Oleh Diandro Martua Sihite, S.H
SORDAH.Com – Banyak pekerja di Indonesia belum memahami haknya setelah hubungan kerja berakhir. Akibatnya, tidak sedikit mantan karyawan kehilangan hak yang seharusnya mereka terima dari perusahaan.
Padahal, aturan ketenagakerjaan di Indonesia sudah mengatur secara jelas mengenai hak pekerja, baik yang berstatus PKWT maupun PKWTT. Memahami hal ini penting agar tidak dirugikan setelah tidak lagi bekerja.
Bagi karyawan PKWT atau pekerja kontrak, hak utama yang wajib diberikan adalah uang kompensasi saat masa kerja berakhir. Ketentuan ini diatur dalam Peraturan Pemerintah Nomor 35 Tahun 2021.
Pekerja yang telah bekerja minimal satu bulan secara terus menerus berhak mendapatkan kompensasi. Besarannya dihitung secara proporsional, dengan acuan satu bulan upah untuk masa kerja 12 bulan.

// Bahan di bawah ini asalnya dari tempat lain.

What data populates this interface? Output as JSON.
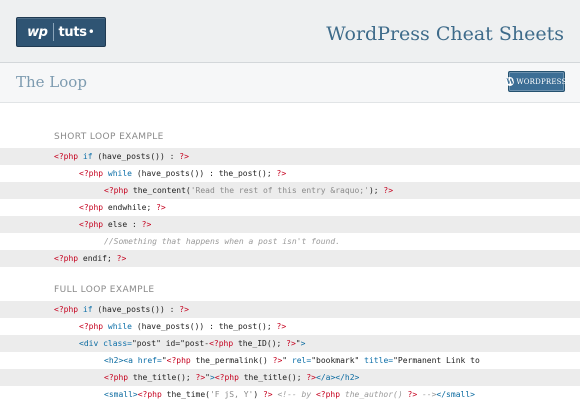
{
  "header": {
    "logo_wp": "wp",
    "logo_tuts": "tuts",
    "logo_dot": "•",
    "title": "WordPress Cheat Sheets"
  },
  "subheader": {
    "title": "The Loop",
    "badge_icon": "W",
    "badge_text": "WORDPRESS"
  },
  "short_example": {
    "heading": "SHORT LOOP EXAMPLE",
    "lines": [
      {
        "indent": 0,
        "tokens": [
          [
            "php",
            "<?php"
          ],
          [
            "kw",
            " if"
          ],
          [
            "plain",
            " (have_posts()) : "
          ],
          [
            "php",
            "?>"
          ]
        ]
      },
      {
        "indent": 1,
        "tokens": [
          [
            "php",
            "<?php"
          ],
          [
            "kw",
            " while"
          ],
          [
            "plain",
            " (have_posts()) : the_post(); "
          ],
          [
            "php",
            "?>"
          ]
        ]
      },
      {
        "indent": 2,
        "tokens": [
          [
            "php",
            "<?php"
          ],
          [
            "plain",
            " the_content("
          ],
          [
            "str",
            "'Read the rest of this entry &raquo;'"
          ],
          [
            "plain",
            "); "
          ],
          [
            "php",
            "?>"
          ]
        ]
      },
      {
        "indent": 1,
        "tokens": [
          [
            "php",
            "<?php"
          ],
          [
            "plain",
            " endwhile; "
          ],
          [
            "php",
            "?>"
          ]
        ]
      },
      {
        "indent": 1,
        "tokens": [
          [
            "php",
            "<?php"
          ],
          [
            "plain",
            " else : "
          ],
          [
            "php",
            "?>"
          ]
        ]
      },
      {
        "indent": 2,
        "tokens": [
          [
            "comment",
            "//Something that happens when a post isn't found."
          ]
        ]
      },
      {
        "indent": 0,
        "tokens": [
          [
            "php",
            "<?php"
          ],
          [
            "plain",
            " endif; "
          ],
          [
            "php",
            "?>"
          ]
        ]
      }
    ]
  },
  "full_example": {
    "heading": "FULL LOOP EXAMPLE",
    "lines": [
      {
        "indent": 0,
        "tokens": [
          [
            "php",
            "<?php"
          ],
          [
            "kw",
            " if"
          ],
          [
            "plain",
            " (have_posts()) : "
          ],
          [
            "php",
            "?>"
          ]
        ]
      },
      {
        "indent": 1,
        "tokens": [
          [
            "php",
            "<?php"
          ],
          [
            "kw",
            " while"
          ],
          [
            "plain",
            " (have_posts()) : the_post(); "
          ],
          [
            "php",
            "?>"
          ]
        ]
      },
      {
        "indent": 1,
        "tokens": [
          [
            "tag",
            "<div"
          ],
          [
            "kw",
            " class="
          ],
          [
            "attrval",
            "\"post\""
          ],
          [
            "plain",
            " id="
          ],
          [
            "attrval",
            "\"post-"
          ],
          [
            "php",
            "<?php"
          ],
          [
            "plain",
            " the_ID(); "
          ],
          [
            "php",
            "?>"
          ],
          [
            "attrval",
            "\""
          ],
          [
            "tag",
            ">"
          ]
        ]
      },
      {
        "indent": 2,
        "tokens": [
          [
            "tag",
            "<h2><a"
          ],
          [
            "kw",
            " href="
          ],
          [
            "attrval",
            "\""
          ],
          [
            "php",
            "<?php"
          ],
          [
            "plain",
            " the_permalink() "
          ],
          [
            "php",
            "?>"
          ],
          [
            "attrval",
            "\""
          ],
          [
            "kw",
            " rel="
          ],
          [
            "attrval",
            "\"bookmark\""
          ],
          [
            "kw",
            " title="
          ],
          [
            "attrval",
            "\"Permanent Link to"
          ]
        ]
      },
      {
        "indent": 2,
        "tokens": [
          [
            "php",
            "<?php"
          ],
          [
            "plain",
            " the_title(); "
          ],
          [
            "php",
            "?>"
          ],
          [
            "attrval",
            "\""
          ],
          [
            "tag",
            ">"
          ],
          [
            "php",
            "<?php"
          ],
          [
            "plain",
            " the_title(); "
          ],
          [
            "php",
            "?>"
          ],
          [
            "tag",
            "</a></h2>"
          ]
        ]
      },
      {
        "indent": 2,
        "tokens": [
          [
            "tag",
            "<small>"
          ],
          [
            "php",
            "<?php"
          ],
          [
            "plain",
            " the_time("
          ],
          [
            "str",
            "'F jS, Y'"
          ],
          [
            "plain",
            ") "
          ],
          [
            "php",
            "?>"
          ],
          [
            "comment",
            " <!-- by "
          ],
          [
            "php",
            "<?php"
          ],
          [
            "comment",
            " the_author() "
          ],
          [
            "php",
            "?>"
          ],
          [
            "comment",
            " -->"
          ],
          [
            "tag",
            "</small>"
          ]
        ]
      }
    ]
  },
  "colors": {
    "header_bg": "#eef0f1",
    "title_blue": "#3e6b8a",
    "logo_bg": "#2f5473",
    "php_red": "#c5001e",
    "keyword_blue": "#0b6ea8",
    "code_shade": "#ececec"
  }
}
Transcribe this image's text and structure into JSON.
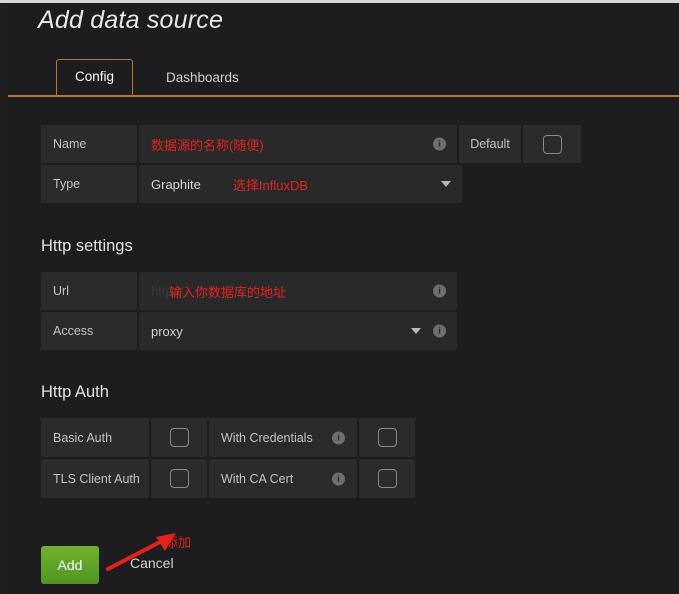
{
  "page": {
    "title": "Add data source",
    "accent_orange": "#bb7428",
    "annotation_red": "#e2231a",
    "add_button_green": "#5aa327",
    "background": "#1d1d1f"
  },
  "tabs": [
    {
      "label": "Config",
      "active": true
    },
    {
      "label": "Dashboards",
      "active": false
    }
  ],
  "config": {
    "name_row": {
      "label": "Name",
      "value": "",
      "annotation": "数据源的名称(随便)",
      "info_icon": "info-icon",
      "default_label": "Default",
      "default_checked": false
    },
    "type_row": {
      "label": "Type",
      "value": "Graphite",
      "annotation": "选择InfluxDB",
      "caret_icon": "chevron-down-icon"
    }
  },
  "http_settings": {
    "title": "Http settings",
    "url_row": {
      "label": "Url",
      "value": "",
      "placeholder": "http://",
      "annotation": "输入你数据库的地址",
      "info_icon": "info-icon"
    },
    "access_row": {
      "label": "Access",
      "value": "proxy",
      "caret_icon": "chevron-down-icon",
      "info_icon": "info-icon"
    }
  },
  "http_auth": {
    "title": "Http Auth",
    "rows": [
      {
        "left_label": "Basic Auth",
        "left_checked": false,
        "right_label": "With Credentials",
        "right_info_icon": "info-icon",
        "right_checked": false
      },
      {
        "left_label": "TLS Client Auth",
        "left_checked": false,
        "right_label": "With CA Cert",
        "right_info_icon": "info-icon",
        "right_checked": false
      }
    ]
  },
  "footer": {
    "add_label": "Add",
    "cancel_label": "Cancel",
    "add_annotation": "添加",
    "arrow_icon": "arrow-pointer-icon"
  },
  "icons": {
    "info": "i"
  }
}
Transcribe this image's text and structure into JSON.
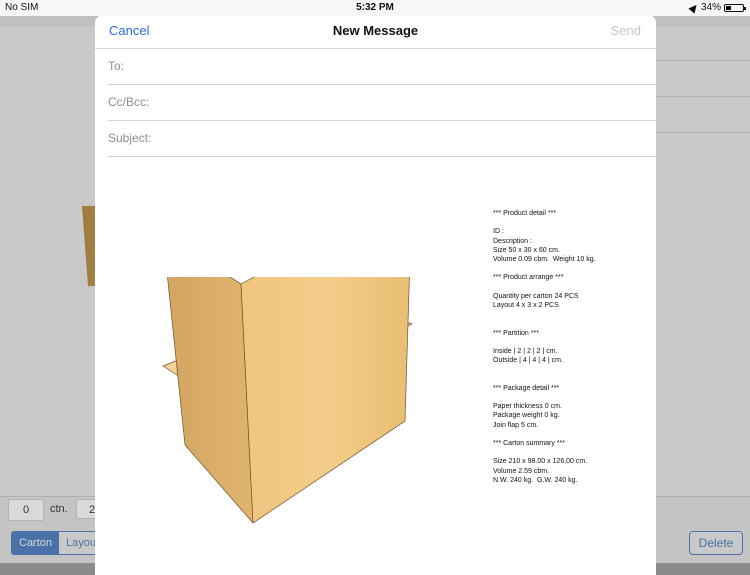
{
  "status_bar": {
    "carrier": "No SIM",
    "time": "5:32 PM",
    "battery": "34%",
    "battery_level": 0.34
  },
  "mail": {
    "cancel_label": "Cancel",
    "title": "New Message",
    "send_label": "Send",
    "to_label": "To:",
    "ccbcc_label": "Cc/Bcc:",
    "subject_label": "Subject:"
  },
  "report_lines": [
    "*** Product detail ***",
    "",
    "ID :",
    "Description :",
    "Size 50 x 30 x 60 cm.",
    "Volume 0.09 cbm.  Weight 10 kg.",
    "",
    "*** Product arrange ***",
    "",
    "Quantity per carton 24 PCS",
    "Layout 4 x 3 x 2 PCS",
    "",
    "",
    "*** Partition ***",
    "",
    "Inside | 2 | 2 | 2 | cm.",
    "Outside | 4 | 4 | 4 | cm.",
    "",
    "",
    "*** Package detail ***",
    "",
    "Paper thickness 0 cm.",
    "Package weight 0 kg.",
    "Join flap 5 cm.",
    "",
    "*** Carton summary ***",
    "",
    "Size 210 x 98.00 x 126.00 cm.",
    "Volume 2.59 cbm.",
    "N.W. 240 kg.  G.W. 240 kg."
  ],
  "background": {
    "quantity_value": "0",
    "ctn_label": "ctn.",
    "second_value": "2",
    "segments": [
      "Carton",
      "Layout"
    ],
    "delete_label": "Delete"
  }
}
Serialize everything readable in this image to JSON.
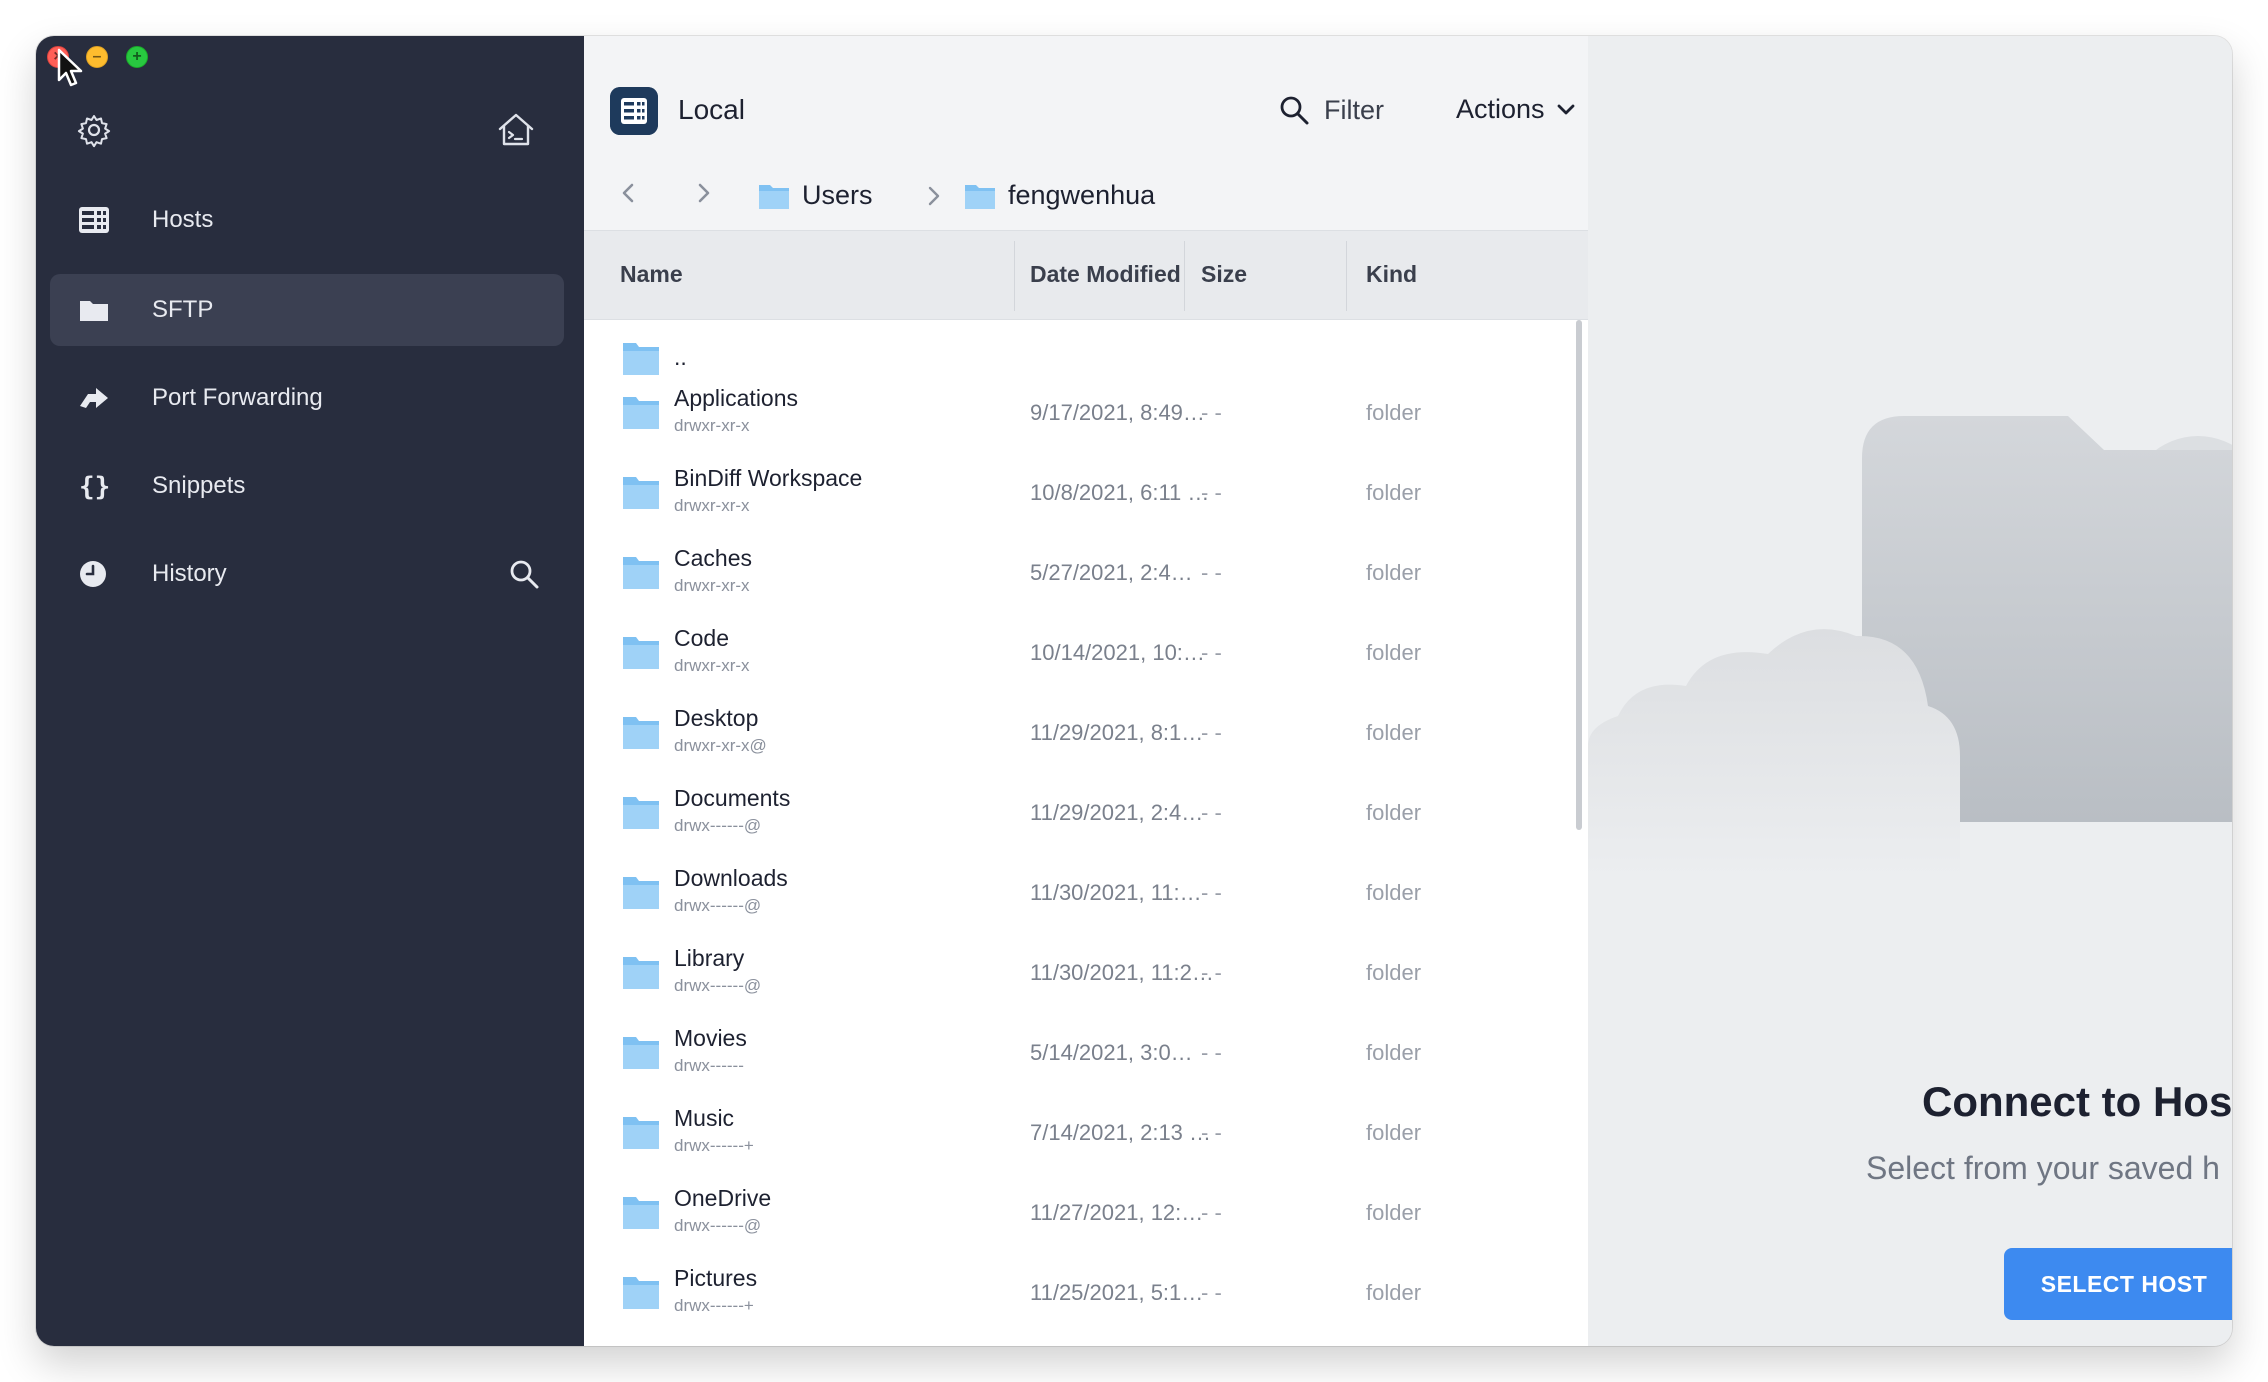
{
  "window": {
    "controls": [
      "close",
      "minimize",
      "maximize"
    ]
  },
  "sidebar": {
    "top_icons": [
      {
        "name": "settings-gear-icon"
      },
      {
        "name": "local-terminal-home-icon"
      }
    ],
    "items": [
      {
        "label": "Hosts",
        "icon": "hosts-grid-icon",
        "active": false
      },
      {
        "label": "SFTP",
        "icon": "folder-icon",
        "active": true
      },
      {
        "label": "Port Forwarding",
        "icon": "port-forwarding-icon",
        "active": false
      },
      {
        "label": "Snippets",
        "icon": "braces-icon",
        "active": false
      },
      {
        "label": "History",
        "icon": "clock-icon",
        "active": false
      }
    ]
  },
  "panel": {
    "title": "Local",
    "filter_label": "Filter",
    "actions_label": "Actions",
    "breadcrumb": [
      "Users",
      "fengwenhua"
    ],
    "columns": [
      "Name",
      "Date Modified",
      "Size",
      "Kind"
    ],
    "parent_label": "..",
    "rows": [
      {
        "name": "Applications",
        "perm": "drwxr-xr-x",
        "date": "9/17/2021, 8:49…",
        "size": "- -",
        "kind": "folder"
      },
      {
        "name": "BinDiff Workspace",
        "perm": "drwxr-xr-x",
        "date": "10/8/2021, 6:11 …",
        "size": "- -",
        "kind": "folder"
      },
      {
        "name": "Caches",
        "perm": "drwxr-xr-x",
        "date": "5/27/2021, 2:4…",
        "size": "- -",
        "kind": "folder"
      },
      {
        "name": "Code",
        "perm": "drwxr-xr-x",
        "date": "10/14/2021, 10:…",
        "size": "- -",
        "kind": "folder"
      },
      {
        "name": "Desktop",
        "perm": "drwxr-xr-x@",
        "date": "11/29/2021, 8:1…",
        "size": "- -",
        "kind": "folder"
      },
      {
        "name": "Documents",
        "perm": "drwx------@",
        "date": "11/29/2021, 2:4…",
        "size": "- -",
        "kind": "folder"
      },
      {
        "name": "Downloads",
        "perm": "drwx------@",
        "date": "11/30/2021, 11:…",
        "size": "- -",
        "kind": "folder"
      },
      {
        "name": "Library",
        "perm": "drwx------@",
        "date": "11/30/2021, 11:2…",
        "size": "- -",
        "kind": "folder"
      },
      {
        "name": "Movies",
        "perm": "drwx------",
        "date": "5/14/2021, 3:0…",
        "size": "- -",
        "kind": "folder"
      },
      {
        "name": "Music",
        "perm": "drwx------+",
        "date": "7/14/2021, 2:13 …",
        "size": "- -",
        "kind": "folder"
      },
      {
        "name": "OneDrive",
        "perm": "drwx------@",
        "date": "11/27/2021, 12:…",
        "size": "- -",
        "kind": "folder"
      },
      {
        "name": "Pictures",
        "perm": "drwx------+",
        "date": "11/25/2021, 5:1…",
        "size": "- -",
        "kind": "folder"
      }
    ]
  },
  "right_panel": {
    "title": "Connect to Hos",
    "subtitle": "Select from your saved h",
    "button_label": "SELECT HOST"
  },
  "colors": {
    "sidebar_bg": "#282d3e",
    "sidebar_active": "#3b4052",
    "accent_button": "#3d8af0",
    "folder": "#7fc1f2"
  }
}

Selain kompensasi, mantan karyawan PKWT juga berhak menerima sisa upah, lembur, atau hak lain yang belum dibayarkan oleh perusahaan.
Jika kontrak kerja berakhir sebelum waktunya, pekerja tetap memiliki hak. Peraturan menyebutkan bahwa kompensasi tetap diberikan sesuai masa kerja yang sudah dijalani.
Ketentuan ini bertujuan melindungi pekerja dari kerugian akibat pemutusan kontrak secara sepihak oleh perusahaan.
Sementara itu, karyawan PKWTT atau karyawan tetap memiliki hak yang lebih luas ketika terjadi pemutusan hubungan kerja.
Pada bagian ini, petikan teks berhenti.